Can you help me with C++? This program is supposed to read a number (only from 0 to 31) and display it in binary. How ever when I run it it crashes. I dont know the reason. Can you help me please?

OpenStudy (christos):

// // main.cpp // week4-5 // #include <iostream> using namespace std; int main() { int number,a,b,c,d,e,f; cin >> number; a = number%2; number = number/2; b = number%2; number = number/2; c = number%2; number = number/2; d = number%2; number = number%2; e = number%2; number = number/2; f = number%2; cout << f << e << d << c << b << a; return 0; }

OpenStudy (espex):

It worked for me, are you getting any error when it crashes?

OpenStudy (espex):

It completed, let me say that, since I input a 10 and it spat out 011010

OpenStudy (christos):

for real now? It worked for you?

OpenStudy (espex):

result: Success time: 0s memory: 2900 kB returned value: 0 input: 10 output: 011010

OpenStudy (christos):

but thats not the correct binary number for 10 isnt it ;/ ?

OpenStudy (espex):

It is not. The correct binary should be 1010

OpenStudy (espex):

result: Success time: 0s memory: 2900 kB returned value: 0 input: 6 output: 000110

OpenStudy (espex):

6 is correct though.

OpenStudy (christos):

yea, pretty weird

OpenStudy (espex):

It just means that you are doing a check more times than necessary with a multi-digit number.

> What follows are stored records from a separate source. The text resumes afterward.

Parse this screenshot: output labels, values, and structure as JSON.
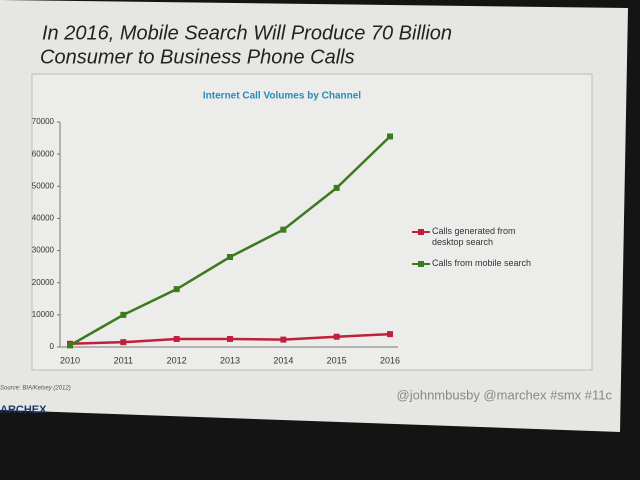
{
  "slide": {
    "title": [
      "In 2016, Mobile Search  Will Produce 70 Billion",
      "Consumer to Business Phone Calls"
    ],
    "source": "Source: BIA/Kelsey (2012)",
    "handle": "@johnmbusby @marchex #smx #11c",
    "logo": "ARCHEX"
  },
  "chart_data": {
    "type": "line",
    "title": "Internet Call Volumes by Channel",
    "categories": [
      "2010",
      "2011",
      "2012",
      "2013",
      "2014",
      "2015",
      "2016"
    ],
    "series": [
      {
        "name": "Calls generated from desktop search",
        "color": "#c0203a",
        "values": [
          1000,
          1500,
          2500,
          2500,
          2300,
          3200,
          4000
        ]
      },
      {
        "name": "Calls from mobile search",
        "color": "#3c7a1e",
        "values": [
          500,
          10000,
          18000,
          28000,
          36500,
          49500,
          65500
        ]
      }
    ],
    "ylim": [
      0,
      70000
    ],
    "yticks": [
      0,
      10000,
      20000,
      30000,
      40000,
      50000,
      60000,
      70000
    ],
    "legend": "right"
  }
}
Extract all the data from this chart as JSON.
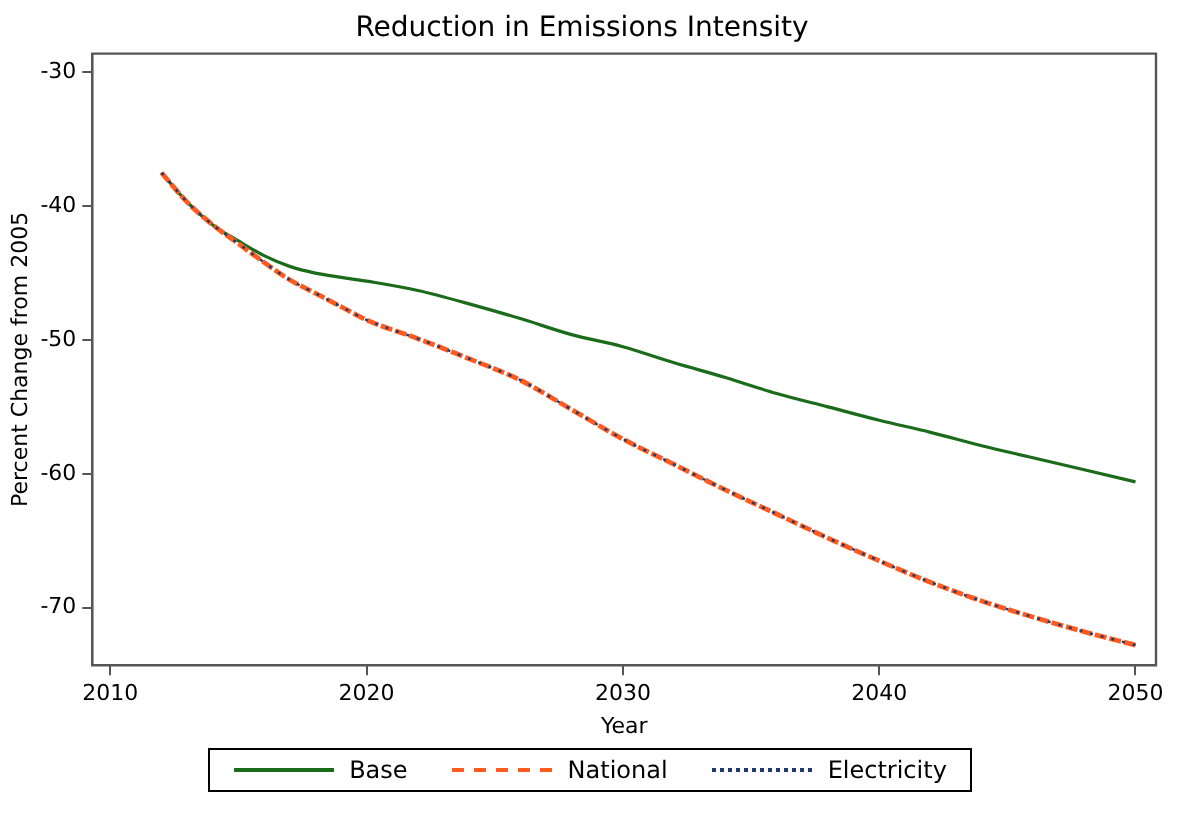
{
  "chart_data": {
    "type": "line",
    "title": "Reduction in Emissions Intensity",
    "xlabel": "Year",
    "ylabel": "Percent Change from 2005",
    "xlim": [
      2009.3,
      2050.8
    ],
    "xticks": [
      2010,
      2020,
      2030,
      2040,
      2050
    ],
    "ylim": [
      -74.3,
      -28.6
    ],
    "yticks": [
      -70,
      -60,
      -50,
      -40,
      -30
    ],
    "grid": false,
    "legend": "bottom",
    "marker": "none",
    "series": [
      {
        "name": "Base",
        "color": "#1a6b1a",
        "line_style": "solid",
        "x": [
          2012,
          2013,
          2014,
          2015,
          2016,
          2017,
          2018,
          2020,
          2022,
          2024,
          2026,
          2028,
          2030,
          2032,
          2034,
          2036,
          2038,
          2040,
          2042,
          2044,
          2046,
          2048,
          2050
        ],
        "values": [
          -37.5,
          -39.7,
          -41.4,
          -42.6,
          -43.7,
          -44.5,
          -45.0,
          -45.6,
          -46.3,
          -47.3,
          -48.4,
          -49.6,
          -50.5,
          -51.7,
          -52.8,
          -54.0,
          -55.0,
          -56.0,
          -56.9,
          -57.9,
          -58.8,
          -59.7,
          -60.6
        ]
      },
      {
        "name": "National",
        "color": "#ff5a1f",
        "line_style": "dashed",
        "x": [
          2012,
          2013,
          2014,
          2015,
          2016,
          2017,
          2018,
          2019,
          2020,
          2022,
          2024,
          2026,
          2028,
          2030,
          2032,
          2034,
          2036,
          2038,
          2040,
          2042,
          2044,
          2046,
          2048,
          2050
        ],
        "values": [
          -37.5,
          -39.7,
          -41.4,
          -42.8,
          -44.2,
          -45.5,
          -46.5,
          -47.5,
          -48.5,
          -49.9,
          -51.4,
          -53.0,
          -55.2,
          -57.4,
          -59.3,
          -61.2,
          -63.0,
          -64.8,
          -66.5,
          -68.1,
          -69.5,
          -70.7,
          -71.8,
          -72.8
        ]
      },
      {
        "name": "Electricity",
        "color": "#1f3a6b",
        "line_style": "dotted",
        "x": [
          2012,
          2013,
          2014,
          2015,
          2016,
          2017,
          2018,
          2019,
          2020,
          2022,
          2024,
          2026,
          2028,
          2030,
          2032,
          2034,
          2036,
          2038,
          2040,
          2042,
          2044,
          2046,
          2048,
          2050
        ],
        "values": [
          -37.5,
          -39.7,
          -41.4,
          -42.8,
          -44.2,
          -45.5,
          -46.5,
          -47.5,
          -48.5,
          -49.9,
          -51.4,
          -53.0,
          -55.2,
          -57.4,
          -59.3,
          -61.2,
          -63.0,
          -64.8,
          -66.5,
          -68.1,
          -69.5,
          -70.7,
          -71.8,
          -72.8
        ]
      }
    ]
  }
}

Something that could be fixed pretty easily.

OpenStudy (christos):

Can you help me?

OpenStudy (espex):

I can try, but we would need to figure out why it crashes for you first.

OpenStudy (christos):

Yea I fixed the crash. Now all that is left is that illogical outcome

OpenStudy (espex):

You need to do a check for value = 1. Looks like it mods down until the number is less than 1 and adds an extra '1'

OpenStudy (christos):

hmm let me see

OpenStudy (christos):

I can't the line on which I am incorrect :/

OpenStudy (espex):

You need to put it into a loop with a condition to check for 1, or you need to place an if statement after each division to break out once you have a "number" equal to 1.